After weeks of focusing on little more than this, I’ve finally taken the opportunity to sit down at the computer to make plans for the silly boy’s First Grade year. I’ve gone back and forth a bit – not on curriculum, but on the broader question of whether or not homeschooling is still a possibility. I worry about how successful we’ll be at weathering the coming storm in our state. I worry about just how much of a cut in pay my husband will take and how I’ll absorb that into our family’s budget. There isn’t a lot of opportunity for cuts in our budget. We have a few debts that take a portion of our income followed by necessities like food and the attendant clothing for the children in our home who grow like weeds.
From there I have a few small-ish expenses in the grand scheme of things – a cell phone with the cheapest plan we could find, internet access, land line, and cable television with DVR for recording oodles of things on TV for my inquisitive children. Add to that insurance and savings (both for our children and for ourselves) and aside from our education expenditures (classes for the silly boy and my brown-eyed girl) you’ve pretty much summed it all up.
I can’t cancel the cell phone as it’s under contract until the end of summer and even then at that point some members of our family consider it a necessity for when I head to Madison or other locations for silly boy’s classes. What if I get stranded somewhere?
The tv/internet/phone puzzle perplexes me to no end. Internet for our generation is no longer consider a “luxury.” Between homeschooling and banking, it would be tough to find a way around it. But there’s always those package deals. How much will I save by dropping the TV portion? I’d like to keep the telephone portion as on the days I don’t travel it would be nice for my husband to take the phone with him and then if he did I’d be without a home phone line.
As for food? Between diapers and other household expenses, it’s tough to feed our family on less than $300 a month. So, then what? Cut where?
The other possibility is for me to go back to work – admit defeat and find some job I don’t hate enough to be willing to go there every day. See…I like being home with my children. Anything before that in my life was just a job to pay the bills. I have zero career aspirations because, let’s face it, I’ve found my place in life – the thing that makes my heart sing. I cycled through majors in college and never found one that really seemed like a good fit. The one I graduated as? Yeah…that was part of the I can’t figure out what else to do and at this point I just need to stick with a major and graduate.

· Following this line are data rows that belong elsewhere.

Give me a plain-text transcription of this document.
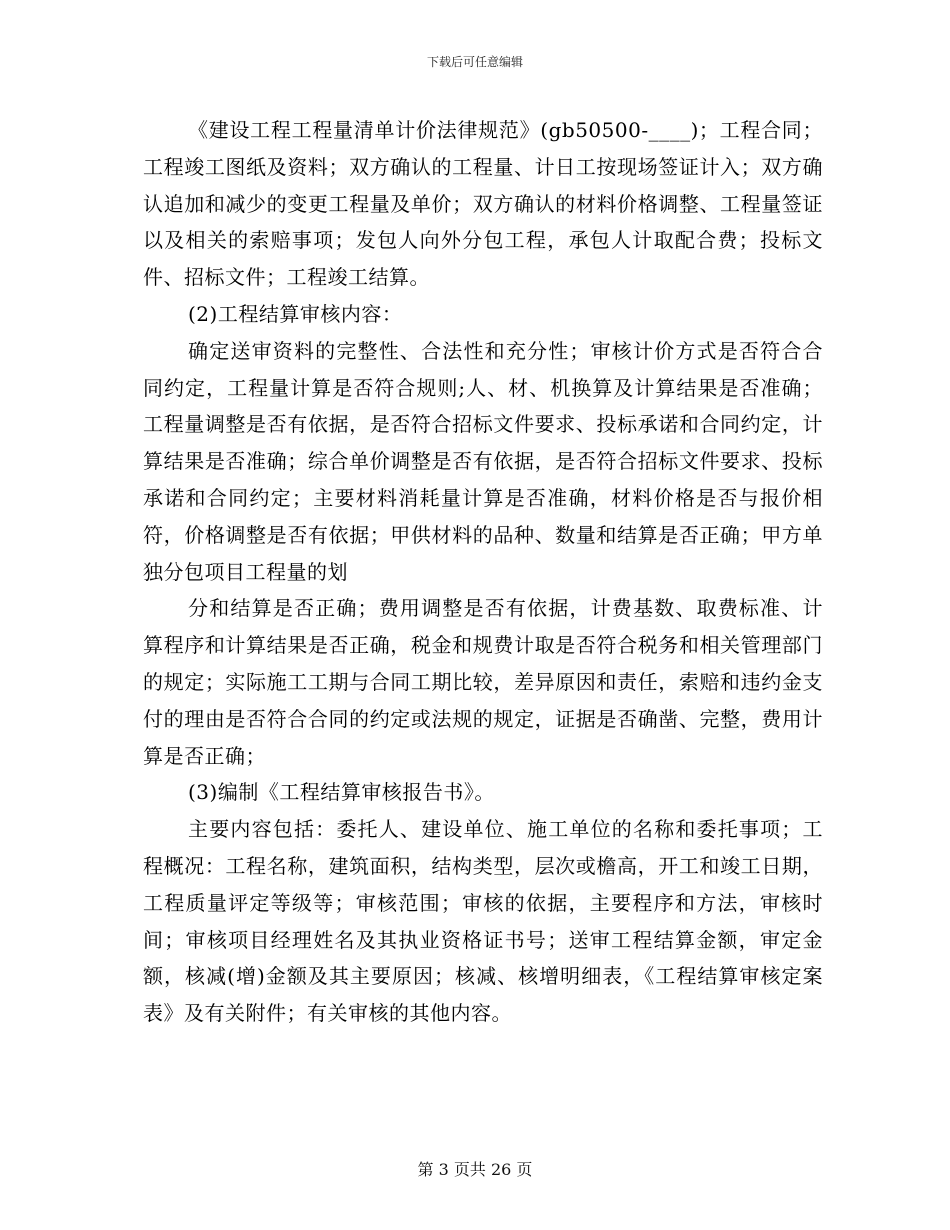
下载后可任意编辑

《建设工程工程量清单计价法律规范》(gb50500-____)；工程合同；工程竣工图纸及资料；双方确认的工程量、计日工按现场签证计入；双方确认追加和减少的变更工程量及单价；双方确认的材料价格调整、工程量签证以及相关的索赔事项；发包人向外分包工程，承包人计取配合费；投标文件、招标文件；工程竣工结算。

(2)工程结算审核内容：

确定送审资料的完整性、合法性和充分性；审核计价方式是否符合合同约定，工程量计算是否符合规则;人、材、机换算及计算结果是否准确；工程量调整是否有依据，是否符合招标文件要求、投标承诺和合同约定，计算结果是否准确；综合单价调整是否有依据，是否符合招标文件要求、投标承诺和合同约定；主要材料消耗量计算是否准确，材料价格是否与报价相符，价格调整是否有依据；甲供材料的品种、数量和结算是否正确；甲方单独分包项目工程量的划

分和结算是否正确；费用调整是否有依据，计费基数、取费标准、计算程序和计算结果是否正确，税金和规费计取是否符合税务和相关管理部门的规定；实际施工工期与合同工期比较，差异原因和责任，索赔和违约金支付的理由是否符合合同的约定或法规的规定，证据是否确凿、完整，费用计算是否正确；

(3)编制《工程结算审核报告书》。

主要内容包括：委托人、建设单位、施工单位的名称和委托事项；工程概况：工程名称，建筑面积，结构类型，层次或檐高，开工和竣工日期，工程质量评定等级等；审核范围；审核的依据，主要程序和方法，审核时间；审核项目经理姓名及其执业资格证书号；送审工程结算金额，审定金额，核减(增)金额及其主要原因；核减、核增明细表，《工程结算审核定案表》及有关附件；有关审核的其他内容。

第 3 页共 26 页
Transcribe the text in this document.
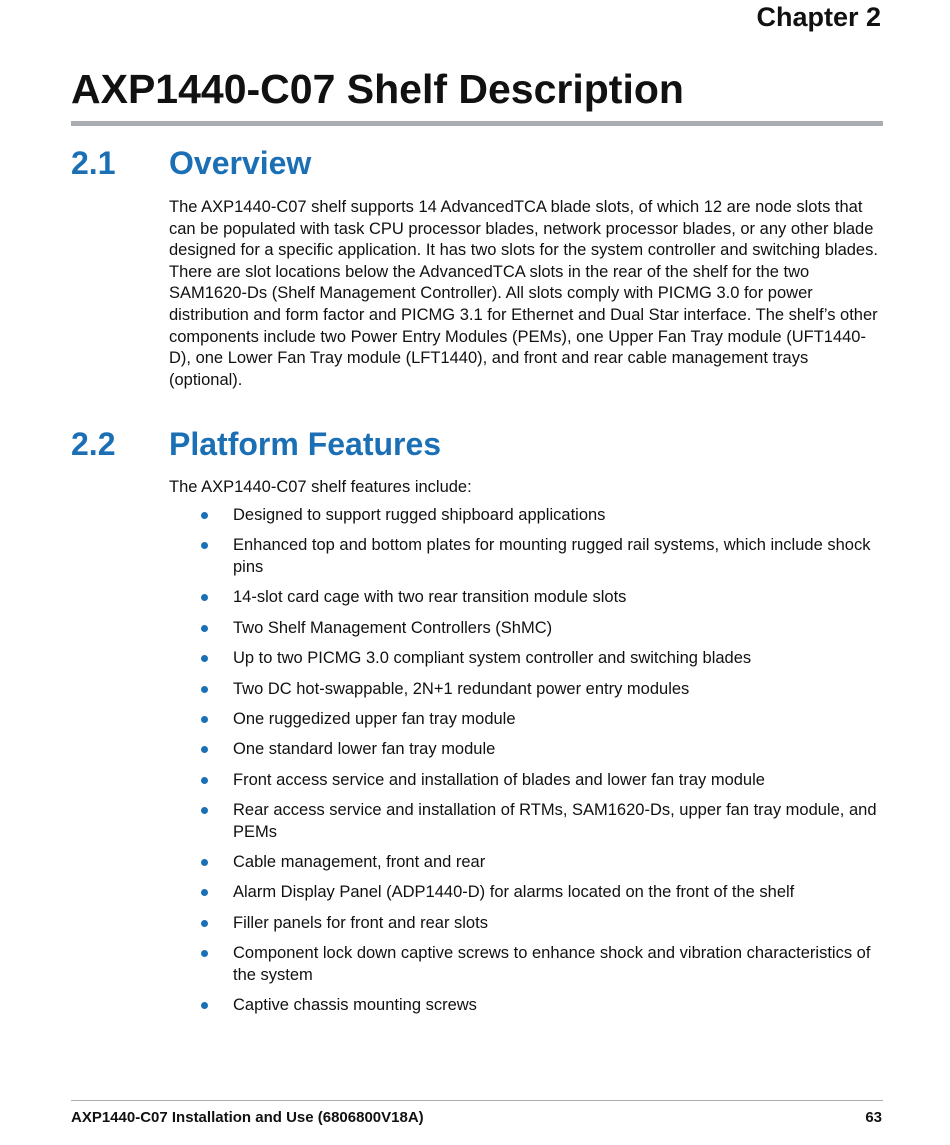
Chapter 2
AXP1440-C07 Shelf Description
2.1 Overview

The AXP1440-C07 shelf supports 14 AdvancedTCA blade slots, of which 12 are node slots that can be populated with task CPU processor blades, network processor blades, or any other blade designed for a specific application. It has two slots for the system controller and switching blades. There are slot locations below the AdvancedTCA slots in the rear of the shelf for the two SAM1620-Ds (Shelf Management Controller). All slots comply with PICMG 3.0 for power distribution and form factor and PICMG 3.1 for Ethernet and Dual Star interface. The shelf’s other components include two Power Entry Modules (PEMs), one Upper Fan Tray module (UFT1440-D), one Lower Fan Tray module (LFT1440), and front and rear cable management trays (optional).

2.2 Platform Features

The AXP1440-C07 shelf features include:

Designed to support rugged shipboard applications
Enhanced top and bottom plates for mounting rugged rail systems, which include shock pins
14-slot card cage with two rear transition module slots
Two Shelf Management Controllers (ShMC)
Up to two PICMG 3.0 compliant system controller and switching blades
Two DC hot-swappable, 2N+1 redundant power entry modules
One ruggedized upper fan tray module
One standard lower fan tray module
Front access service and installation of blades and lower fan tray module
Rear access service and installation of RTMs, SAM1620-Ds, upper fan tray module, and PEMs
Cable management, front and rear
Alarm Display Panel (ADP1440-D) for alarms located on the front of the shelf
Filler panels for front and rear slots
Component lock down captive screws to enhance shock and vibration characteristics of the system
Captive chassis mounting screws
AXP1440-C07 Installation and Use (6806800V18A)	63
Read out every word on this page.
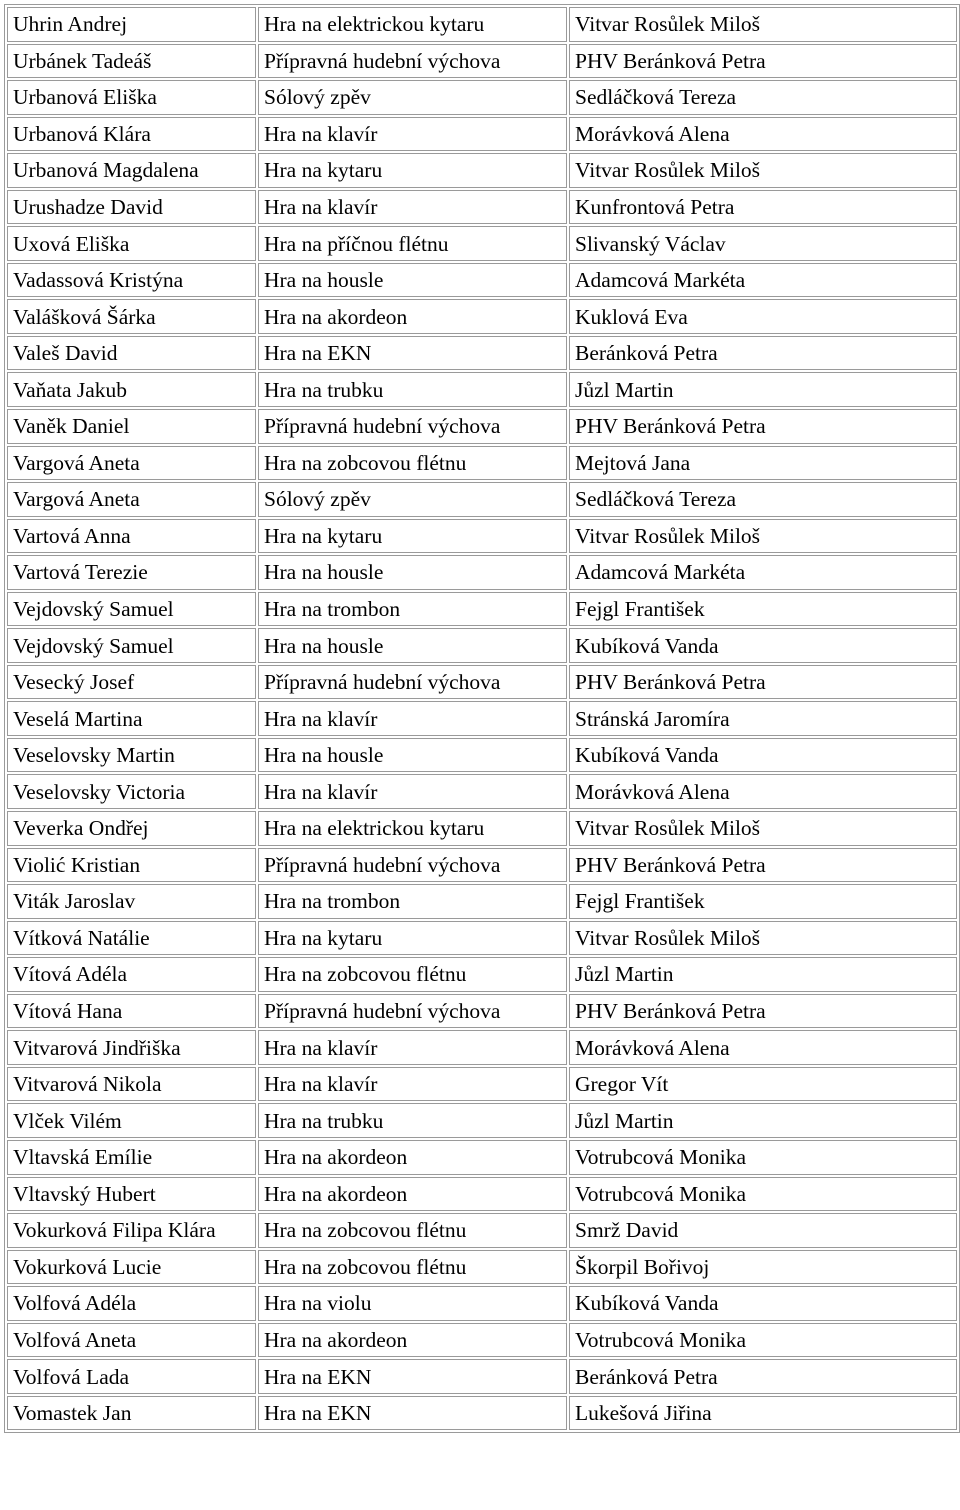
Uhrin Andrej	Hra na elektrickou kytaru	Vitvar Rosůlek Miloš
Urbánek Tadeáš	Přípravná hudební výchova	PHV Beránková Petra
Urbanová Eliška	Sólový zpěv	Sedláčková Tereza
Urbanová Klára	Hra na klavír	Morávková Alena
Urbanová Magdalena	Hra na kytaru	Vitvar Rosůlek Miloš
Urushadze David	Hra na klavír	Kunfrontová Petra
Uxová Eliška	Hra na příčnou flétnu	Slivanský Václav
Vadassová Kristýna	Hra na housle	Adamcová Markéta
Valášková Šárka	Hra na akordeon	Kuklová Eva
Valeš David	Hra na EKN	Beránková Petra
Vaňata Jakub	Hra na trubku	Jůzl Martin
Vaněk Daniel	Přípravná hudební výchova	PHV Beránková Petra
Vargová Aneta	Hra na zobcovou flétnu	Mejtová Jana
Vargová Aneta	Sólový zpěv	Sedláčková Tereza
Vartová Anna	Hra na kytaru	Vitvar Rosůlek Miloš
Vartová Terezie	Hra na housle	Adamcová Markéta
Vejdovský Samuel	Hra na trombon	Fejgl František
Vejdovský Samuel	Hra na housle	Kubíková Vanda
Vesecký Josef	Přípravná hudební výchova	PHV Beránková Petra
Veselá Martina	Hra na klavír	Stránská Jaromíra
Veselovsky Martin	Hra na housle	Kubíková Vanda
Veselovsky Victoria	Hra na klavír	Morávková Alena
Veverka Ondřej	Hra na elektrickou kytaru	Vitvar Rosůlek Miloš
Violić Kristian	Přípravná hudební výchova	PHV Beránková Petra
Viták Jaroslav	Hra na trombon	Fejgl František
Vítková Natálie	Hra na kytaru	Vitvar Rosůlek Miloš
Vítová Adéla	Hra na zobcovou flétnu	Jůzl Martin
Vítová Hana	Přípravná hudební výchova	PHV Beránková Petra
Vitvarová Jindřiška	Hra na klavír	Morávková Alena
Vitvarová Nikola	Hra na klavír	Gregor Vít
Vlček Vilém	Hra na trubku	Jůzl Martin
Vltavská Emílie	Hra na akordeon	Votrubcová Monika
Vltavský Hubert	Hra na akordeon	Votrubcová Monika
Vokurková Filipa Klára	Hra na zobcovou flétnu	Smrž David
Vokurková Lucie	Hra na zobcovou flétnu	Škorpil Bořivoj
Volfová Adéla	Hra na violu	Kubíková Vanda
Volfová Aneta	Hra na akordeon	Votrubcová Monika
Volfová Lada	Hra na EKN	Beránková Petra
Vomastek Jan	Hra na EKN	Lukešová Jiřina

Going back to work is not without its costs. I will most likely need to travel 45 minutes away from here which means more wear and tear on our high-mileage vehicles. My husband’s car is limping along as it is and I’m not sure that faced with as many miles as I would be driving in a week that our van would fare much better. And no, there is no mass transit in our area, as appealing as that may be. Then I’d need clothes. Clothes to interview in. Clothes to wear to work every day and a pair of shoes too. Add to that childcare for my two youngest and for my oldest between when he’d be done with school and when I’d get back to town. True, I might save a bit since my husband works second shift. Maybe it would only be a few hours a day…unless he has to work overtime and go in early. Then what? Will a daycare provider be able to handle that kind of variability? Will I have to put them in from 10am until 6pm on a regular basis just to address that possibility? And how much will that cost?
Oh, and don’t forget that all three of my children would need to get in to see the doctor before any of the above can take place. Our health insurance doesn’t cover well-child visits for my oldest so we’ll have to cover the full cost of that one out-of-pocket plus another $230 at least for the youngest two.
And then I find myself back at the beginning. Why did I want to go back to work again?